Saturday, March 24, 2007

seventh grade

I wish the seventh grade kids I work with weren’t mean to each other.

I wish people realized the influence they have on each other and that the ones that were so influenced knew how little what those people thought of them mattered. For instance, it doesn’t matter what people who are willing to make fun of others think because they are obviously lacking all the qualities of a truly valuable person such as tact, compassion, respect, and education.

I hear these kids calling each other fat and spreading rumors about one another, accusing twins of incestuous relations and it makes me mad. First off because they don’t have the right to make life harder on this earth for one another. Secondly, because kids who can’t write or speak properly and can scarcely spell haven’t earned the right to evaluate the lives of others.

When I was in about eighth grade, a kid at the lockers called me fat and it has taken me a long time to get over a simple comment like that. If I had better understood what motivated him to say something like that when all a comment like that does is serve to make someone else feel bad, I would have said I’m sorry your parents didn’t love you well enough that your happiness comes from the inside rather than your having to obtain it by trying to steal some of mine. However, that would have been a mouthful for an eighth grader!

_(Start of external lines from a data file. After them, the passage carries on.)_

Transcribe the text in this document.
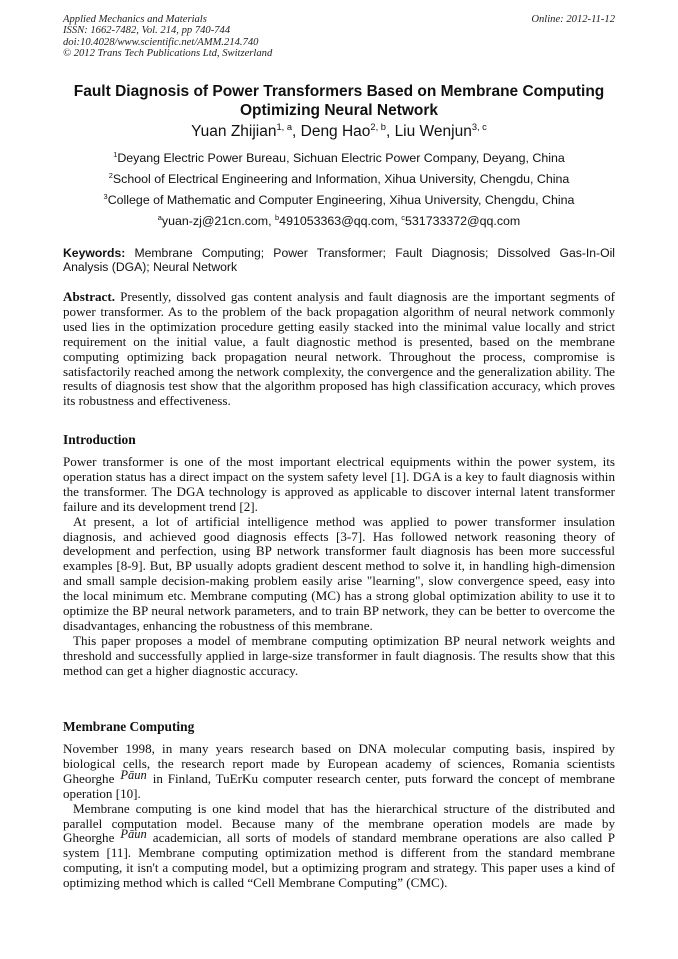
Applied Mechanics and Materials
ISSN: 1662-7482, Vol. 214, pp 740-744
doi:10.4028/www.scientific.net/AMM.214.740
© 2012 Trans Tech Publications Ltd, Switzerland
Online: 2012-11-12
Fault Diagnosis of Power Transformers Based on Membrane Computing
Optimizing Neural Network
Yuan Zhijian$^{1, a}$, Deng Hao$^{2, b}$, Liu Wenjun$^{3, c}$
$^1$Deyang Electric Power Bureau, Sichuan Electric Power Company, Deyang, China
$^2$School of Electrical Engineering and Information, Xihua University, Chengdu, China
$^3$College of Mathematic and Computer Engineering, Xihua University, Chengdu, China
$^a$yuan-zj@21cn.com, $^b$491053363@qq.com, $^c$531733372@qq.com
Keywords: Membrane Computing; Power Transformer; Fault Diagnosis; Dissolved Gas-In-Oil Analysis (DGA); Neural Network

Abstract. Presently, dissolved gas content analysis and fault diagnosis are the important segments of power transformer. As to the problem of the back propagation algorithm of neural network commonly used lies in the optimization procedure getting easily stacked into the minimal value locally and strict requirement on the initial value, a fault diagnostic method is presented, based on the membrane computing optimizing back propagation neural network. Throughout the process, compromise is satisfactorily reached among the network complexity, the convergence and the generalization ability. The results of diagnosis test show that the algorithm proposed has high classification accuracy, which proves its robustness and effectiveness.

Introduction

Power transformer is one of the most important electrical equipments within the power system, its operation status has a direct impact on the system safety level [1]. DGA is a key to fault diagnosis within the transformer. The DGA technology is approved as applicable to discover internal latent transformer failure and its development trend [2].

At present, a lot of artificial intelligence method was applied to power transformer insulation diagnosis, and achieved good diagnosis effects [3-7]. Has followed network reasoning theory of development and perfection, using BP network transformer fault diagnosis has been more successful examples [8-9]. But, BP usually adopts gradient descent method to solve it, in handling high-dimension and small sample decision-making problem easily arise "learning", slow convergence speed, easy into the local minimum etc. Membrane computing (MC) has a strong global optimization ability to use it to optimize the BP neural network parameters, and to train BP network, they can be better to overcome the disadvantages, enhancing the robustness of this membrane.

This paper proposes a model of membrane computing optimization BP neural network weights and threshold and successfully applied in large-size transformer in fault diagnosis. The results show that this method can get a higher diagnostic accuracy.

Membrane Computing

November 1998, in many years research based on DNA molecular computing basis, inspired by biological cells, the research report made by European academy of sciences, Romania scientists Gheorghe Pāun in Finland, TuErKu computer research center, puts forward the concept of membrane operation [10].

Membrane computing is one kind model that has the hierarchical structure of the distributed and parallel computation model. Because many of the membrane operation models are made by Gheorghe Pāun academician, all sorts of models of standard membrane operations are also called P system [11]. Membrane computing optimization method is different from the standard membrane computing, it isn't a computing model, but a optimizing program and strategy. This paper uses a kind of optimizing method which is called “Cell Membrane Computing” (CMC).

These kids are going nowhere fast and they haven’t a clue what it will take to be successful in this world nor do they have the skills. I’m trying to explain to them that outside of school no one cares who you can beat up. They let everyone control them because they allow every one around them to anger them and do it easily over the things that are not the marrow of life.

I’ve always known I’ve never wanted to be a teacher because it’s so much like continuously watching car crashes in the making, knowing what’s needed to prevent them, yet being powerless to stop them. All being the Reading Coach has taught me is what I already knew about me….I wasn’t meant to teach.

I think being a good parent is about one of the best contributions you can make to this world. Love your children no matter what, beat them when they are bad, play with them out in the yard, read to them, encourage them, inspire them, teach them something new every chance you get. You are their foundation and their only basis of support. If you don’t teach them that they are beautiful, talented, special, unique, strong, athletic, and smart they will never know it because that’s definitely not the message the world is sending them. People can’t aspire to a potential they don’t believe they have.

From the time I was born, my parents were constantly telling my brother and I that we were beautiful and athletic and smart. They just knew how to show us how well they loved us and to build us up constantly. There was nothing we didn’t try. We played all kinds of sports, we had lots of friends, and we made pretty decent grades. We were then and are now confident, happy, and well adjusted. We are not easily led and we always think for ourselves. My parents always put us first and sacrificed to give us a stable home life and to always make sure we knew we were safe and loved, though the world crashed down around us.

Most of the kids I work with don’t have the advantage of doting parents. Their parents are self seeking and worldly. Some of them are on drugs, many of them don’t spend any time with their kids, a lot of them probably never hear I love you; no one teaches them to be respectful or to work hard and get an education so as to make something out of themselves.

Consequently, these kids are in seventh grade and they can scarcely read or write. Their grammar and pronunciation is so poor that much of the time what they are saying is incomprehensible because they mutter, stutter, and stammer, and I must have them repeat what they are saying several times. However, they know more about drugs, fighting, and sex that I know at twice their age. I suppose all of that makes you cooler in seventh grade but it doesn’t give you any points on a college exam, on a resume, or in a job interview. I guess they know all they will ever need to know to be employee of the month at some minimum wage job or be the best inmate on their cell block, but if they are looking for more than that, they are going to need to stop focusing on what’s wrong with their classmates and get their heads in the books and start thinking for themselves.

I could never be a good teacher because the only thing I would ever try to teach my students is their potential and how to live up to it, as well as how to love and accept one another. I would try to instill in them that it's better to walk through fire than to ever risk unnecessarily wounding another. And I'm pretty sure that I'm not qualified to teach those things.

Today, I'm thankful for my wonderful parents who told us that we possessed qualities we weren't worthy of so that we might rise up and attain them, and I am thankful for the many teachers I've had that kept working hard to fill the vessles of our minds, despite the odds.